The judicial elections coincided with municipal elections in both Durango and Veracruz, where Morena underperformed its previous vote total – losing a pair of municipal governments in Durango and 24 municipalities in Veracruz – despite Sheinbaum’s high approval rating.

The low judicial election turnout and underwhelming results in Durango and Veracruz cast an unflattering spotlight on Andrés Manuel López Beltán, AMLO’s son and Morena’s operations chief. López Beltrán, commonly called, “Andy,” had previously kept a low-profile and showed little of the operations success of his father. He blamed paid-off media for “turning against me,” then told a Morena podcast that he wanted to be called “Andrés Manuel” rather than “Andy.” “Stop calling me by diminutives and names that are not my name.” he said.

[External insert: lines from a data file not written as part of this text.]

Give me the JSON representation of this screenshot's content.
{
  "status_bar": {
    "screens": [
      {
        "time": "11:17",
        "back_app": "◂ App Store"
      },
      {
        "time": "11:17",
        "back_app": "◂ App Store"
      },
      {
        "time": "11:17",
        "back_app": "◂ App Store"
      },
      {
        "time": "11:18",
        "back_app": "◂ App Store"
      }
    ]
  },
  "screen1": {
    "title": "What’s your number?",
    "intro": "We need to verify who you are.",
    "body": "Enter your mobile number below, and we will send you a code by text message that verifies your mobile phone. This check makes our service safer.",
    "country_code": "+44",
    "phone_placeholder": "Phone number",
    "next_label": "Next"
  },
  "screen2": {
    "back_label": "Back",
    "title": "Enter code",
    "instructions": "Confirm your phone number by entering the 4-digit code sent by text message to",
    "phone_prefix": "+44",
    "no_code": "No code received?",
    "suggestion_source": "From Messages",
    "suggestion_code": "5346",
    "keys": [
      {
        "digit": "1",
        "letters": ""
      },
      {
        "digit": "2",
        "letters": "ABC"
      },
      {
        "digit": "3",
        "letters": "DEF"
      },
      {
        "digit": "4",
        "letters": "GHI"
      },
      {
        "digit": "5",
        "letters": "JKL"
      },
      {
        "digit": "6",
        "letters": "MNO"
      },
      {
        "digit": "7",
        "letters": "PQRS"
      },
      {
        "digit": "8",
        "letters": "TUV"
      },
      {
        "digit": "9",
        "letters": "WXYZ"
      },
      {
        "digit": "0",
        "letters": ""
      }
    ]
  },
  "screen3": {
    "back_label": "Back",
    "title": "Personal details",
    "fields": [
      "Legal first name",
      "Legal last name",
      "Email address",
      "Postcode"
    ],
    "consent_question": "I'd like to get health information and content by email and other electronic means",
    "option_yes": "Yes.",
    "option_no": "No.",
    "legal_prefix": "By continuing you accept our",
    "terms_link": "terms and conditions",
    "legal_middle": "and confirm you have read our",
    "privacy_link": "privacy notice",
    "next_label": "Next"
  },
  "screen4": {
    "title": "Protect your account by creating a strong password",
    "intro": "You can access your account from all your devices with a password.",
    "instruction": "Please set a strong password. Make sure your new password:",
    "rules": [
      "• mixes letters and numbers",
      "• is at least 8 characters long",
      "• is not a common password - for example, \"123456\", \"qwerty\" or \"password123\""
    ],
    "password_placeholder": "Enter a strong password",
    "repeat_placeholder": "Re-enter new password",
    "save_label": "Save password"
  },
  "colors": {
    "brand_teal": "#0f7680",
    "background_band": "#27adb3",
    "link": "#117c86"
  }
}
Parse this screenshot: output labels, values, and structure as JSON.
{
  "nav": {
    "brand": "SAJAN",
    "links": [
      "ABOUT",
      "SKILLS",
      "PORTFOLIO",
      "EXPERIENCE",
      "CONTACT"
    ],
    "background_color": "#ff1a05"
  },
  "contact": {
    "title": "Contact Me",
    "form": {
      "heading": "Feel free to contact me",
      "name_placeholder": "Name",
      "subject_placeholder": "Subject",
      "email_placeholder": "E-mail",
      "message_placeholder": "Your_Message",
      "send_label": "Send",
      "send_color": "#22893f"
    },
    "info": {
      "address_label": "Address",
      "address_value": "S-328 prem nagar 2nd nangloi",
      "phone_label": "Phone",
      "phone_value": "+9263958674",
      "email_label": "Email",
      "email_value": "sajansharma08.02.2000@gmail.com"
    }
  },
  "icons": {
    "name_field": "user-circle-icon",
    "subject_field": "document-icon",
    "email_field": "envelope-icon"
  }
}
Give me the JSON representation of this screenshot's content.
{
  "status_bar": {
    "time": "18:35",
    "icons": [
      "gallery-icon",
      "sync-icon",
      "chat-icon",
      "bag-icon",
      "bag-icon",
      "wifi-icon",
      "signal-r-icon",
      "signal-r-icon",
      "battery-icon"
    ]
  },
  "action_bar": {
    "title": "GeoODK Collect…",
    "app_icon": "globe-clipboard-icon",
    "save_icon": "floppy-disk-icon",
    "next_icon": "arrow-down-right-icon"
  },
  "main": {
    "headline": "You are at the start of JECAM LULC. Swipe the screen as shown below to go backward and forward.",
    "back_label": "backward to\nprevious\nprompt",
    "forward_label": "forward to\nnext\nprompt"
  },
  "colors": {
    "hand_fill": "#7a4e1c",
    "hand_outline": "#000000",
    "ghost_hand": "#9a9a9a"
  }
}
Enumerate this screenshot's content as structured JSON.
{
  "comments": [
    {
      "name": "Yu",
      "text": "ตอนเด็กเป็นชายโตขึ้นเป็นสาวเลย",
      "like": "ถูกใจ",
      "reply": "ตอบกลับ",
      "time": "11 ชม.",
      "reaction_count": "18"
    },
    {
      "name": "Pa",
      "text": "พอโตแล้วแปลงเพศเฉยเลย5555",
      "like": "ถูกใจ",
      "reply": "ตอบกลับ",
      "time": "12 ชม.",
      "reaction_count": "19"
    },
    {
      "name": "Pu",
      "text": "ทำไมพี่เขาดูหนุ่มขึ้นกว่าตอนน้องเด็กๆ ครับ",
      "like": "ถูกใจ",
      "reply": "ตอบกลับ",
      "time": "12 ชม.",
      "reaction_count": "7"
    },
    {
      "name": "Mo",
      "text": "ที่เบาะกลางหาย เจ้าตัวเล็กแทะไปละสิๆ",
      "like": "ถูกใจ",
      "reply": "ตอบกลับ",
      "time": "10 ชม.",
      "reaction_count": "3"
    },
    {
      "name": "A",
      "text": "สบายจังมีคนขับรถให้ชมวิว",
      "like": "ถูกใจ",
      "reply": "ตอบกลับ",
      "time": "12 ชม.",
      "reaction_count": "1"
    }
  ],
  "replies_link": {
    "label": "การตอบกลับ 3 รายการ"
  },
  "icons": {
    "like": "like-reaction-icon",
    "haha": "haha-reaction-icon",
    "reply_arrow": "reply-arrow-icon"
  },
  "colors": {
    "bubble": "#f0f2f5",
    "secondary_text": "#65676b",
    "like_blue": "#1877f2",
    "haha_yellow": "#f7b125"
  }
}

With the underwhelming turnout, commentators sympathetic with Morena promoted a new narrative of change arriving in the court. With Hugo Aguilar Ortiz leading the vote count for the Supreme Court – making him the likely court president – some commentators highlighted his biography as an indigenous Mixtec lawyer originally from Oaxaca state. 

Critics pointed out that he appeared on the Morena cheat sheets and his leading the Instituto Nacional de Pueblos Indígenas (INPI) since 2018 – being appointed by AMLO.

Former presidential candidate Xóchitl Gálvez, also a former indigenous institute director, said of the likely new court president, “Hugo Aguilar is a cordial, conciliatory, prudent man, and deeply knowledgeable about the rights of Indigenous peoples. Although as a public official, his loyalty to López Obrador outweighed his loyalty to Indigenous peoples.”

Lost in the controversy of the judicial election is the fact that Morena presidents (AMLO and Sheinbaum ,and possibly a third president from the party) would have reshaped the courts through the appointment process. But AMLO didn’t leave that to chance. Several of his picks didn’t follow his direction and voted against his projects – prompting his purging of the courts.

“They’re greedy. And AMLO is proud of his vengefulness. The judiciary objected to his power grabs, so it had to go,” González said. “The low turnout, who arrived to vote, and how they arrived there, proved the reform’s critics right: it was the capturing of the judiciary by a ruling party that does not believe in the separation of powers or democracy.”